Ford Credit – FoMoCo’s financing arm – has fared reasonably well in a number of recent J.D. Power studies, ranking second in the 2020 U.S. Consumer Financing Satisfaction Study, fifth in the 2021 U.S. Dealer Financing Satisfaction Study, third in the 2021 Canada Dealer Financing Satisfaction Study, and first in the 2021 U.S. Consumer Financing Satisfaction Study, all of which is rather important as most Blue Oval customers have opted to finance their new vehicles rather than lease in recent months. Now, it continues that streak with another first-place finish – this time in J.D. Power’s 2022 U.S. End of Lease Satisfaction Study.
Ford Credit topped all of its competition in the mass market segment with a score of 864 out of 1,000, which ranked it ahead of Honda Financial Services (853), GM Financial (852), Hyundai Motor Finance (852), Toyota Financial Services (834), Ally Financial (832), Kia Motors Finance (832), Chrysler Capital (825), and U.S. Bank (816).
The 2022 U.S. End of Lease Satisfaction Study identifies lease-end practices and timely marketing opportunities that optimize lease retention for the same brand and at the same dealer.

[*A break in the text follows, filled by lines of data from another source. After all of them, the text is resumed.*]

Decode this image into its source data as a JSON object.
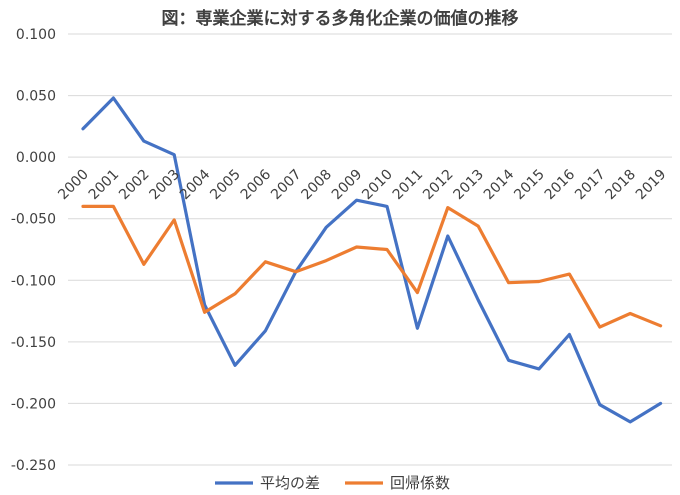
{
  "chart_data": {
    "type": "line",
    "title": "図：専業企業に対する多角化企業の価値の推移",
    "categories": [
      "2000",
      "2001",
      "2002",
      "2003",
      "2004",
      "2005",
      "2006",
      "2007",
      "2008",
      "2009",
      "2010",
      "2011",
      "2012",
      "2013",
      "2014",
      "2015",
      "2016",
      "2017",
      "2018",
      "2019"
    ],
    "series": [
      {
        "name": "平均の差",
        "color": "#4472C4",
        "values": [
          0.023,
          0.048,
          0.013,
          0.002,
          -0.12,
          -0.169,
          -0.141,
          -0.093,
          -0.057,
          -0.035,
          -0.04,
          -0.139,
          -0.064,
          -0.116,
          -0.165,
          -0.172,
          -0.144,
          -0.201,
          -0.215,
          -0.2
        ]
      },
      {
        "name": "回帰係数",
        "color": "#ED7D31",
        "values": [
          -0.04,
          -0.04,
          -0.087,
          -0.051,
          -0.126,
          -0.111,
          -0.085,
          -0.093,
          -0.084,
          -0.073,
          -0.075,
          -0.11,
          -0.041,
          -0.056,
          -0.102,
          -0.101,
          -0.095,
          -0.138,
          -0.127,
          -0.137
        ]
      }
    ],
    "yticks": [
      "0.100",
      "0.050",
      "0.000",
      "-0.050",
      "-0.100",
      "-0.150",
      "-0.200",
      "-0.250"
    ],
    "ylim": [
      -0.25,
      0.1
    ],
    "grid": true,
    "legend": "bottom",
    "xlabel": "",
    "ylabel": ""
  }
}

The study is based on the responses of 3,075 mass-market and premium vehicle lease customers who are within six months of lease-end and was conducted from November and December of 2021.
“The days of the one-size-fits-all lease loyalty strategy are long gone,” said Patrick Roosenberg, director of automotive finance intelligence at J.D. Power. “In this market, lenders, dealers, and OEMs really need to understand the unique individual journeys of their customers and develop tailored, highly targeted outreach strategies creating the greatest opportunity to retain them. Ultimately, successful customer retention and conquest strategies are coming down to detailed analytics. Lease providers need to understand the different customer journeys – whether it’s first-time lessees or returning lessees – and offer available incentives to the right customers, at the right moments, via the right communication channels to keep lease volumes flowing.”